You know you’re in for something different from the opening credits of Upgrade, which are spoken instead of flashed across the screen. The story involves a recently paralyzed man, played by Logan Marshall-Green, who has a chip implanted into his spine that allows him to walk again. It also gives him superhuman powers. So what does he do with his second lease on life? Of course, he tracks down the criminals that paralyzed him in the first place. Upgrade is the movie Venom would have been had it been the movie that Tom Hardy thought he was making.

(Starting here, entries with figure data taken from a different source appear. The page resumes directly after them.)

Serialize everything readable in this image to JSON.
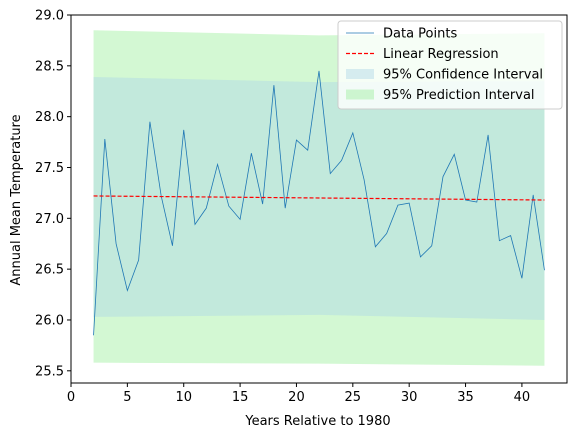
{
  "chart_data": {
    "type": "line",
    "xlabel": "Years Relative to 1980",
    "ylabel": "Annual Mean Temperature",
    "xlim": [
      0,
      44
    ],
    "ylim": [
      25.38,
      29.0
    ],
    "xticks": [
      0,
      5,
      10,
      15,
      20,
      25,
      30,
      35,
      40
    ],
    "yticks": [
      25.5,
      26.0,
      26.5,
      27.0,
      27.5,
      28.0,
      28.5,
      29.0
    ],
    "grid": false,
    "legend_position": "top-right",
    "legend": [
      "Data Points",
      "Linear Regression",
      "95% Confidence Interval",
      "95% Prediction Interval"
    ],
    "series": [
      {
        "name": "Data Points",
        "color": "#1f77b4",
        "x": [
          2,
          3,
          4,
          5,
          6,
          7,
          8,
          9,
          10,
          11,
          12,
          13,
          14,
          15,
          16,
          17,
          18,
          19,
          20,
          21,
          22,
          23,
          24,
          25,
          26,
          27,
          28,
          29,
          30,
          31,
          32,
          33,
          34,
          35,
          36,
          37,
          38,
          39,
          40,
          41,
          42
        ],
        "values": [
          25.85,
          27.78,
          26.75,
          26.29,
          26.59,
          27.95,
          27.22,
          26.73,
          27.87,
          26.94,
          27.1,
          27.53,
          27.12,
          26.99,
          27.64,
          27.14,
          28.31,
          27.1,
          27.77,
          27.67,
          28.45,
          27.44,
          27.57,
          27.84,
          27.38,
          26.72,
          26.85,
          27.13,
          27.15,
          26.62,
          26.73,
          27.41,
          27.63,
          27.18,
          27.16,
          27.82,
          26.78,
          26.83,
          26.41,
          27.23,
          26.49
        ]
      },
      {
        "name": "Linear Regression",
        "color": "#ff0000",
        "x": [
          2,
          42
        ],
        "values": [
          27.22,
          27.18
        ]
      }
    ],
    "bands": [
      {
        "name": "95% Prediction Interval",
        "color": "#90ee90",
        "x": [
          2,
          22,
          42
        ],
        "lower": [
          25.58,
          25.57,
          25.55
        ],
        "upper": [
          28.85,
          28.8,
          28.82
        ]
      },
      {
        "name": "95% Confidence Interval",
        "color": "#add8e6",
        "x": [
          2,
          22,
          42
        ],
        "lower": [
          26.03,
          26.05,
          26.0
        ],
        "upper": [
          28.39,
          28.34,
          28.35
        ]
      }
    ]
  }
}
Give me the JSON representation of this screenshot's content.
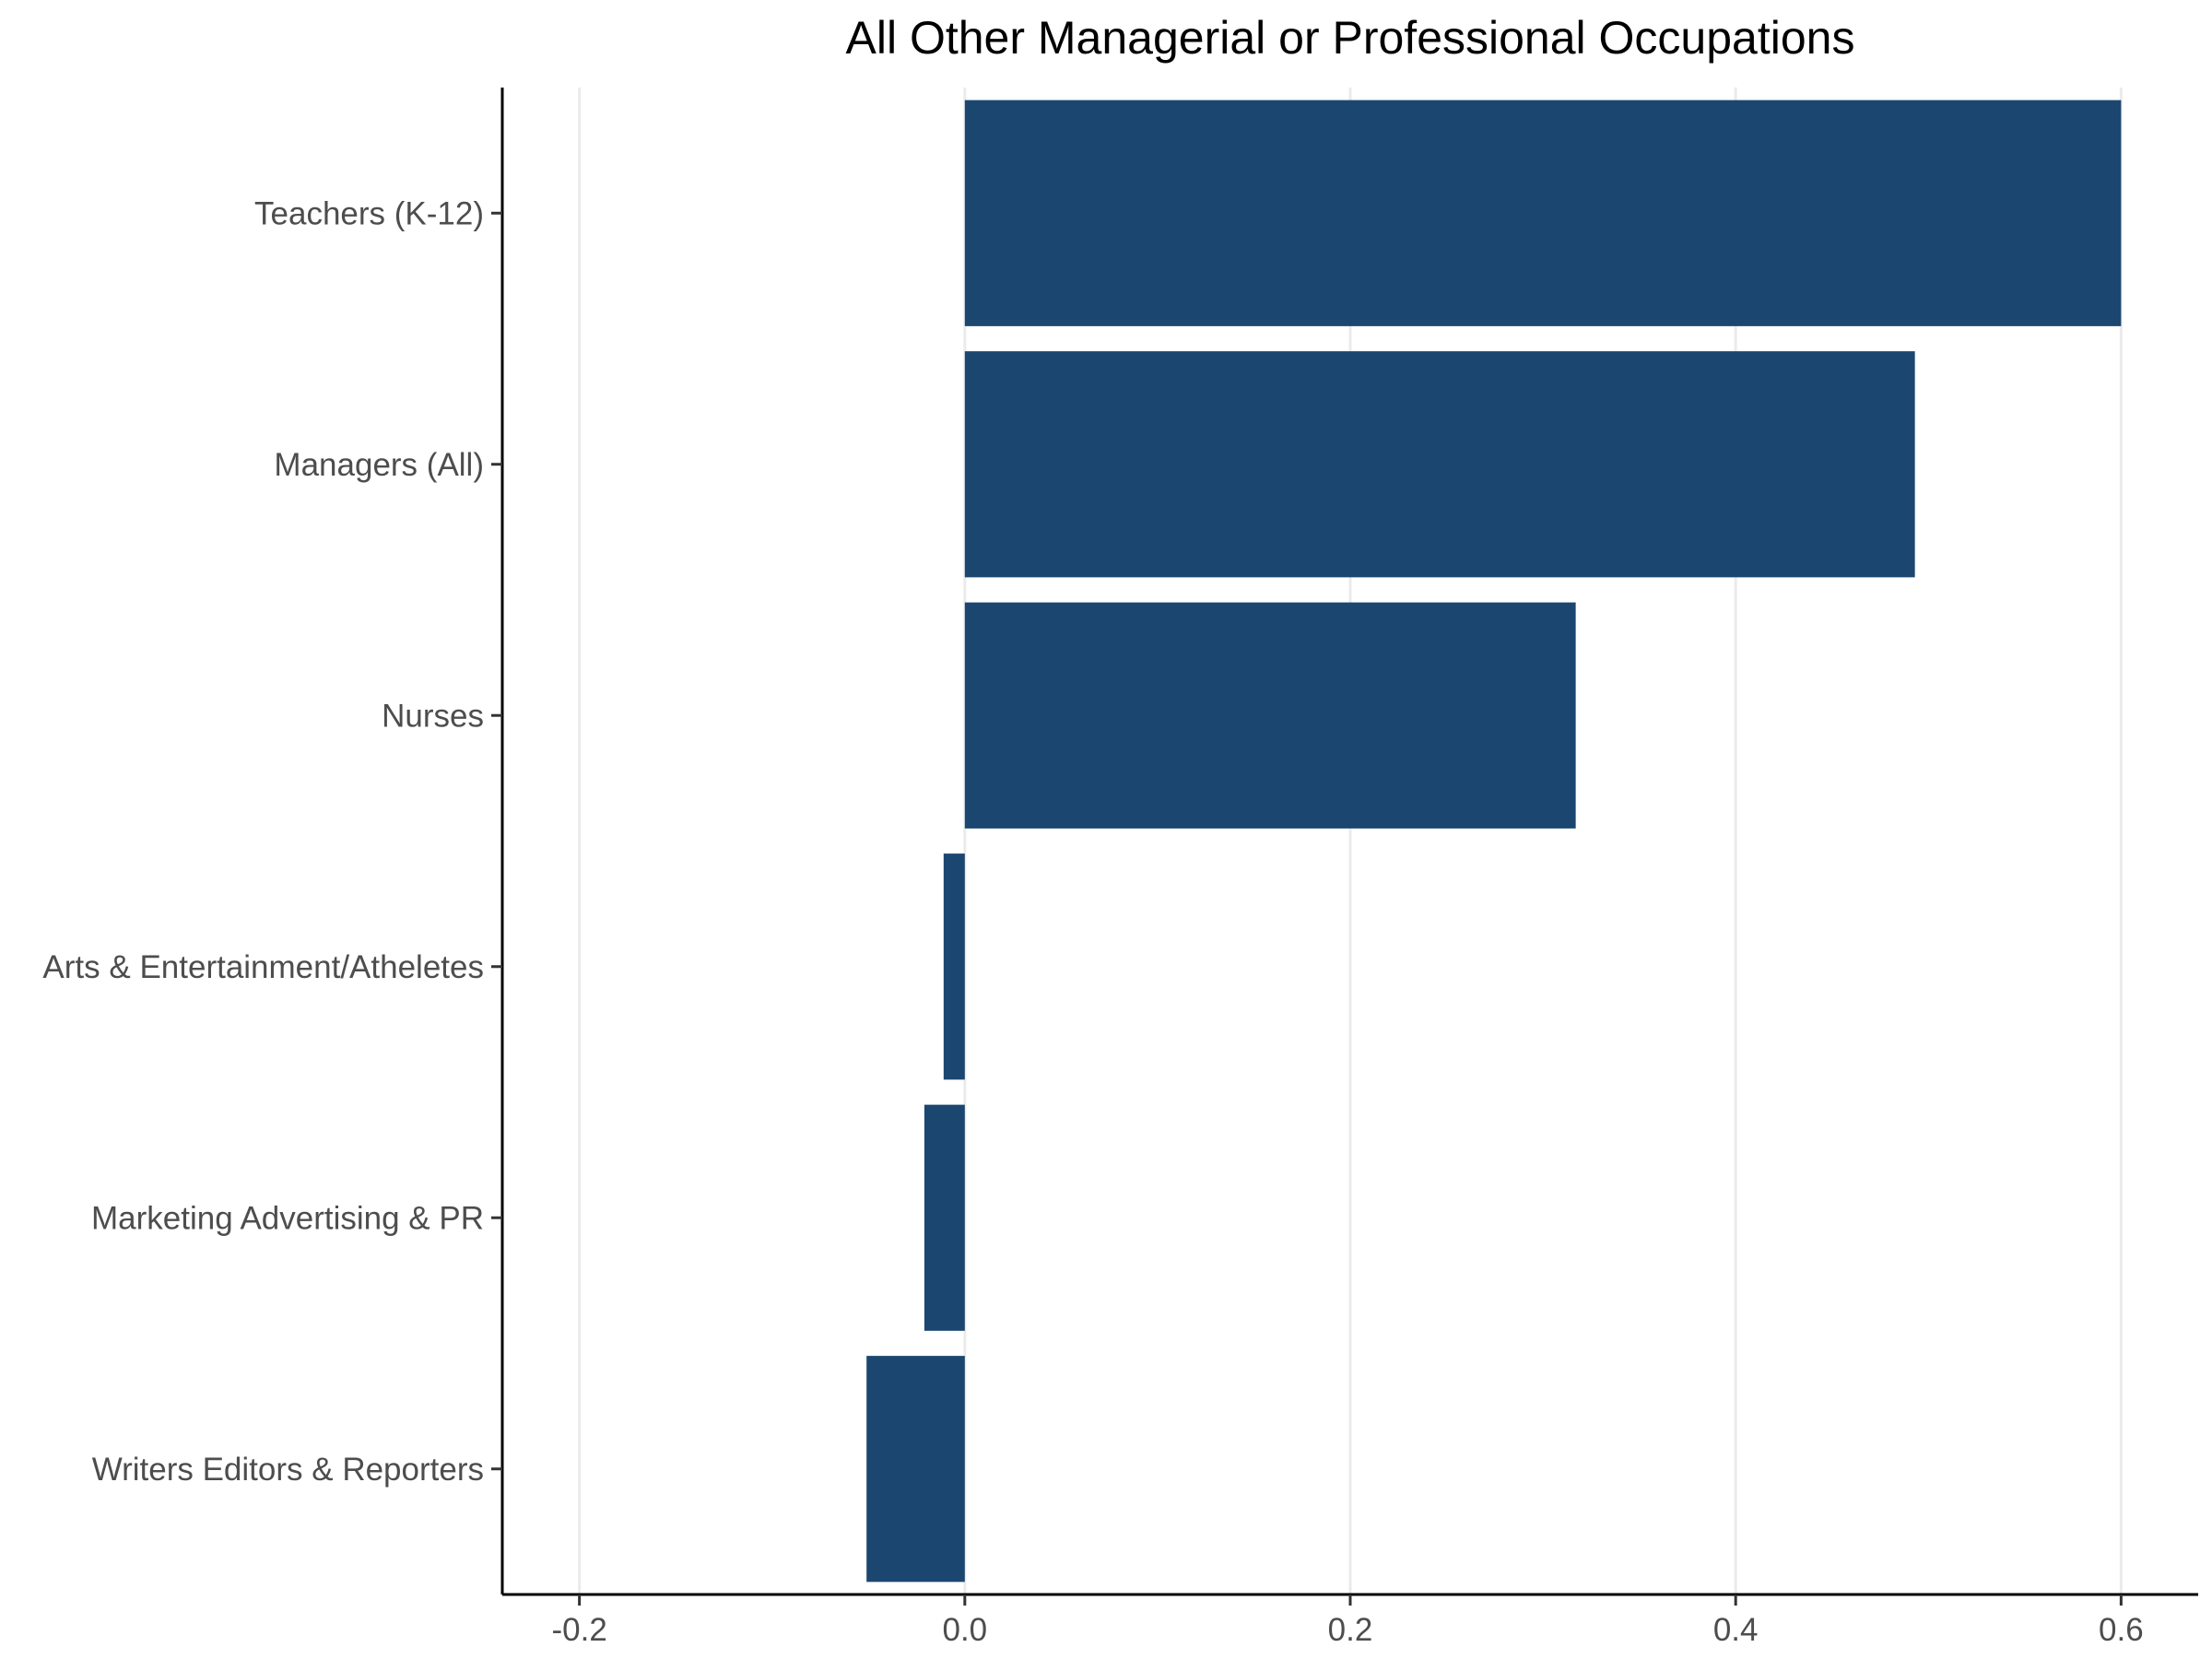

I went into Hereditary completely blind to it – I mean literally walking out of theaters as I saw the trailer begin for months beforehand (I knew the A24 logo at the beginning). So it blew me away. The short synopsis: It’s about a family that is dealing with the death of their matriarch. But it’s so much more than that. It’s a throwback to classic poop-your-pants horror, yet still retains its modern feel. Toni Collette needs an Oscar nom for this one. Hereditary also has the single most shocking cinematic moment of the year. If you’ve seen it, you know the scene. If you haven’t, you’ll know it when you see it.
1. A Quiet Place
A Quiet Place is, simply, the best movie of the year, horror or not. John Krasinski’s post-apocalyptic tale about a family that tries to survive in a world where the slightest sound means certain death is absolutely riveting. We’re talking ¾ full-bins-of-popcorn-leaving-the-theater-uneaten riveting. We’re talking an entire auditorium full of people hanging of every second of the movie riveting. Simply put: A Quiet Place is a masterpiece.